Jonathan looked quietly toward O’Hara’s black ankle boots, one crossed over the other. He couldn’t deny, O’Hara had always been skilled at forging connections.

The elevator clattered upwards again with a sway. He touched his fist to his mouth and focused rigidly on the floor numbers counting up, ignoring the whispers and flashes of twirling red and grey as O’Hara hummed Johann Strauss. That song. Was he . . . trying to say something?

“I thought the dancing was all made up,” Mira murmured.

“An old friend had ballroom-champion parents. He taught me . . . everything.”

Jonathan closed his eyes and squeezed his key-card.

Mira sighed. “Do you twirl everyone you meet?”

“It puts a smile on their faces, so why not?”

“A smile on their faces.

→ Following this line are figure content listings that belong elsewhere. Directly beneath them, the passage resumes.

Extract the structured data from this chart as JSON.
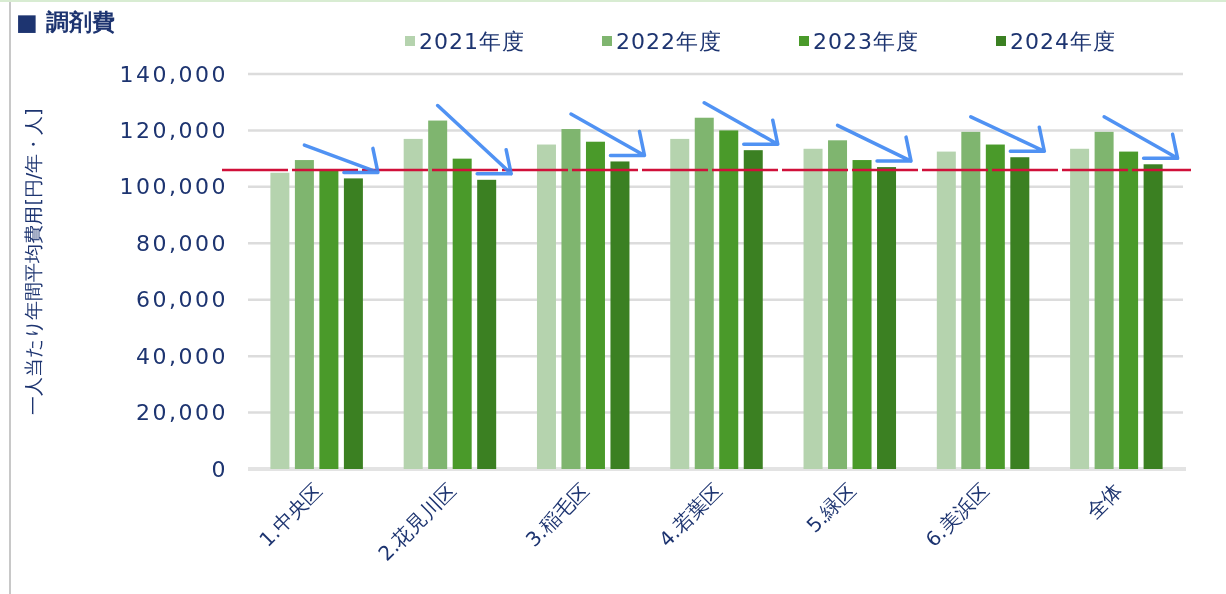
{
  "chart_data": {
    "type": "bar",
    "title": "■ 調剤費",
    "ylabel": "一人当たり年間平均費用[円/年・人]",
    "categories": [
      "1.中央区",
      "2.花見川区",
      "3.稲毛区",
      "4.若葉区",
      "5.緑区",
      "6.美浜区",
      "全体"
    ],
    "series": [
      {
        "name": "2021年度",
        "color": "#b5d3ae",
        "values": [
          105000,
          117000,
          115000,
          117000,
          113500,
          112500,
          113500
        ]
      },
      {
        "name": "2022年度",
        "color": "#7fb56f",
        "values": [
          109500,
          123500,
          120500,
          124500,
          116500,
          119500,
          119500
        ]
      },
      {
        "name": "2023年度",
        "color": "#4a9a2a",
        "values": [
          106000,
          110000,
          116000,
          120000,
          109500,
          115000,
          112500
        ]
      },
      {
        "name": "2024年度",
        "color": "#3b8022",
        "values": [
          103000,
          102500,
          109000,
          113000,
          107000,
          110500,
          108000
        ]
      }
    ],
    "ylim": [
      0,
      140000
    ],
    "yticks": [
      0,
      {
        "value": 20000,
        "label": "20,000"
      },
      {
        "value": 40000,
        "label": "40,000"
      },
      {
        "value": 60000,
        "label": "60,000"
      },
      {
        "value": 80000,
        "label": "80,000"
      },
      {
        "value": 100000,
        "label": "100,000"
      },
      {
        "value": 120000,
        "label": "120,000"
      },
      {
        "value": 140000,
        "label": "140,000"
      }
    ],
    "grid": "y",
    "legend": "top",
    "ref_lines": [
      {
        "axis": "y",
        "value": 106000,
        "color": "#d0103a",
        "line_style": "dashed"
      }
    ]
  }
}
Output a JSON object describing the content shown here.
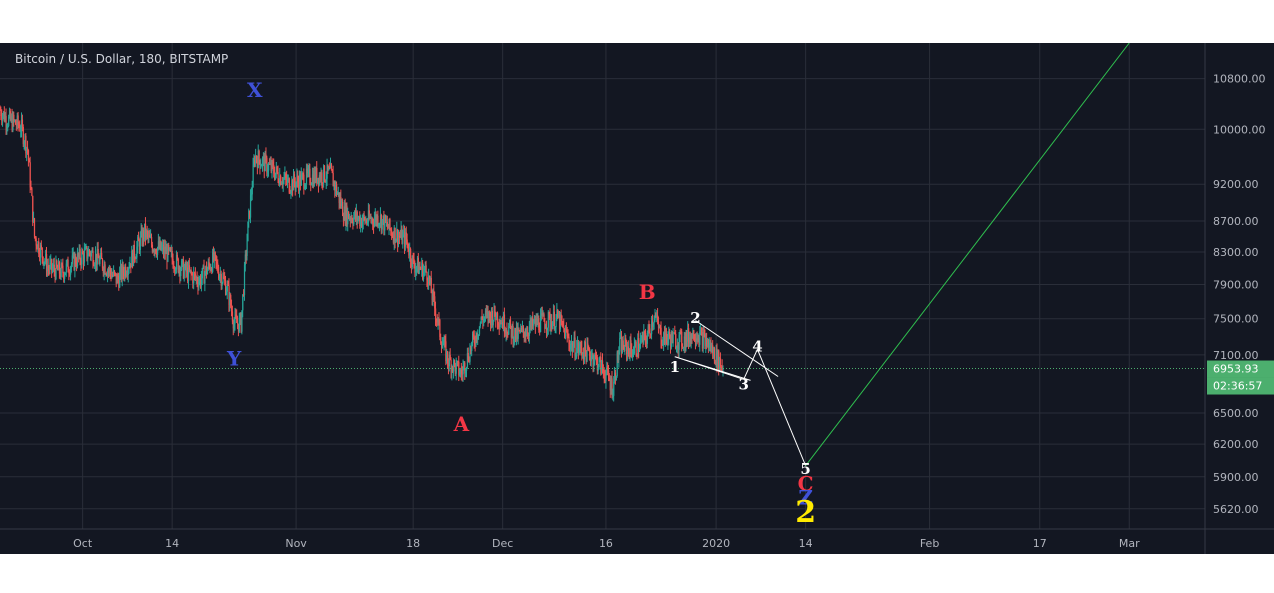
{
  "chart_title": "Bitcoin / U.S. Dollar, 180, BITSTAMP",
  "colors": {
    "background": "#131722",
    "up_candle": "#26a69a",
    "down_candle": "#ef5350",
    "wave_white": "#ffffff",
    "wave_red": "#f23645",
    "wave_blue": "#3f51d8",
    "wave_yellow": "#ffeb00",
    "projection_line": "#2fbf4f",
    "price_tag": "#4caf6e"
  },
  "chart_data": {
    "type": "candlestick",
    "symbol": "Bitcoin / U.S. Dollar",
    "interval": "180",
    "exchange": "BITSTAMP",
    "y_scale": "log",
    "ylim": [
      5450,
      11400
    ],
    "xlim": [
      "2019-09-19",
      "2020-03-12"
    ],
    "y_ticks": [
      "10800.00",
      "10000.00",
      "9200.00",
      "8700.00",
      "8300.00",
      "7900.00",
      "7500.00",
      "7100.00",
      "6500.00",
      "6200.00",
      "5900.00",
      "5620.00"
    ],
    "x_ticks": [
      "Oct",
      "14",
      "Nov",
      "18",
      "Dec",
      "16",
      "2020",
      "14",
      "Feb",
      "17",
      "Mar"
    ],
    "x_tick_dates": [
      "2019-10-01",
      "2019-10-14",
      "2019-11-01",
      "2019-11-18",
      "2019-12-01",
      "2019-12-16",
      "2020-01-01",
      "2020-01-14",
      "2020-02-01",
      "2020-02-17",
      "2020-03-01"
    ],
    "last_price": "6953.93",
    "countdown": "02:36:57",
    "price_path": [
      [
        "2019-09-19",
        10300
      ],
      [
        "2019-09-20",
        10150
      ],
      [
        "2019-09-22",
        10050
      ],
      [
        "2019-09-23",
        9700
      ],
      [
        "2019-09-24",
        8500
      ],
      [
        "2019-09-26",
        8100
      ],
      [
        "2019-09-28",
        8050
      ],
      [
        "2019-09-30",
        8200
      ],
      [
        "2019-10-02",
        8300
      ],
      [
        "2019-10-04",
        8150
      ],
      [
        "2019-10-06",
        7950
      ],
      [
        "2019-10-08",
        8200
      ],
      [
        "2019-10-10",
        8550
      ],
      [
        "2019-10-11",
        8400
      ],
      [
        "2019-10-13",
        8300
      ],
      [
        "2019-10-16",
        8050
      ],
      [
        "2019-10-18",
        7950
      ],
      [
        "2019-10-20",
        8200
      ],
      [
        "2019-10-22",
        7850
      ],
      [
        "2019-10-23",
        7450
      ],
      [
        "2019-10-24",
        7450
      ],
      [
        "2019-10-25",
        8600
      ],
      [
        "2019-10-26",
        9600
      ],
      [
        "2019-10-28",
        9450
      ],
      [
        "2019-10-31",
        9200
      ],
      [
        "2019-11-03",
        9300
      ],
      [
        "2019-11-06",
        9350
      ],
      [
        "2019-11-08",
        8800
      ],
      [
        "2019-11-11",
        8700
      ],
      [
        "2019-11-13",
        8750
      ],
      [
        "2019-11-15",
        8550
      ],
      [
        "2019-11-17",
        8450
      ],
      [
        "2019-11-18",
        8150
      ],
      [
        "2019-11-20",
        8050
      ],
      [
        "2019-11-22",
        7300
      ],
      [
        "2019-11-23",
        7050
      ],
      [
        "2019-11-25",
        6900
      ],
      [
        "2019-11-26",
        7100
      ],
      [
        "2019-11-28",
        7500
      ],
      [
        "2019-11-30",
        7550
      ],
      [
        "2019-12-03",
        7300
      ],
      [
        "2019-12-06",
        7450
      ],
      [
        "2019-12-09",
        7500
      ],
      [
        "2019-12-11",
        7200
      ],
      [
        "2019-12-14",
        7100
      ],
      [
        "2019-12-16",
        6900
      ],
      [
        "2019-12-17",
        6750
      ],
      [
        "2019-12-18",
        7200
      ],
      [
        "2019-12-20",
        7150
      ],
      [
        "2019-12-22",
        7300
      ],
      [
        "2019-12-23",
        7550
      ],
      [
        "2019-12-24",
        7300
      ],
      [
        "2019-12-27",
        7250
      ],
      [
        "2019-12-29",
        7350
      ],
      [
        "2019-12-31",
        7200
      ],
      [
        "2020-01-02",
        6960
      ]
    ],
    "annotations": [
      {
        "text": "X",
        "color": "blue",
        "date": "2019-10-26",
        "price": 10600
      },
      {
        "text": "Y",
        "color": "blue",
        "date": "2019-10-23",
        "price": 7050
      },
      {
        "text": "A",
        "color": "red",
        "date": "2019-11-25",
        "price": 6380
      },
      {
        "text": "B",
        "color": "red",
        "date": "2019-12-22",
        "price": 7800
      },
      {
        "text": "1",
        "color": "white",
        "date": "2019-12-26",
        "price": 6980
      },
      {
        "text": "2",
        "color": "white",
        "date": "2019-12-29",
        "price": 7520
      },
      {
        "text": "3",
        "color": "white",
        "date": "2020-01-05",
        "price": 6800
      },
      {
        "text": "4",
        "color": "white",
        "date": "2020-01-07",
        "price": 7200
      },
      {
        "text": "5",
        "color": "white",
        "date": "2020-01-14",
        "price": 5980
      },
      {
        "text": "C",
        "color": "red",
        "date": "2020-01-14",
        "price": 5830
      },
      {
        "text": "Z",
        "color": "blue",
        "date": "2020-01-14",
        "price": 5710
      },
      {
        "text": "2",
        "color": "yellow",
        "date": "2020-01-14",
        "price": 5560
      }
    ],
    "projection": [
      [
        "2019-12-26",
        7080
      ],
      [
        "2020-01-05",
        6840
      ],
      [
        "2020-01-07",
        7160
      ],
      [
        "2020-01-14",
        6000
      ],
      [
        "2020-03-01",
        11400
      ]
    ],
    "channel_lines": [
      [
        [
          "2019-12-26",
          7080
        ],
        [
          "2020-01-06",
          6830
        ]
      ],
      [
        [
          "2019-12-29",
          7480
        ],
        [
          "2020-01-10",
          6870
        ]
      ]
    ]
  }
}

Yeah, that’s why you do it.”

O’Hara didn’t respond, but there was another twirl of red and grey.

Jonathan shut his eyes—

The elevator groaned and stopped.

—he shot them open again.

The lights above died, and the doors weren’t opening. He drew in a deep breath and shoved the key-card into his pocket before he snapped it. Power cut. Probably due to the storm.

Any moment, it’d kick back on.

It would.

Keep it together.

Mira gave a laugh, and O’Hara slipped to Jonathan’s side.

“Hey, you all good?” he murmured.

“Fine.”

Movement stirred the air again and O’Hara touched his arm. Three fingers. The heat blazed through Jonathan’s cashmere. “Sure?”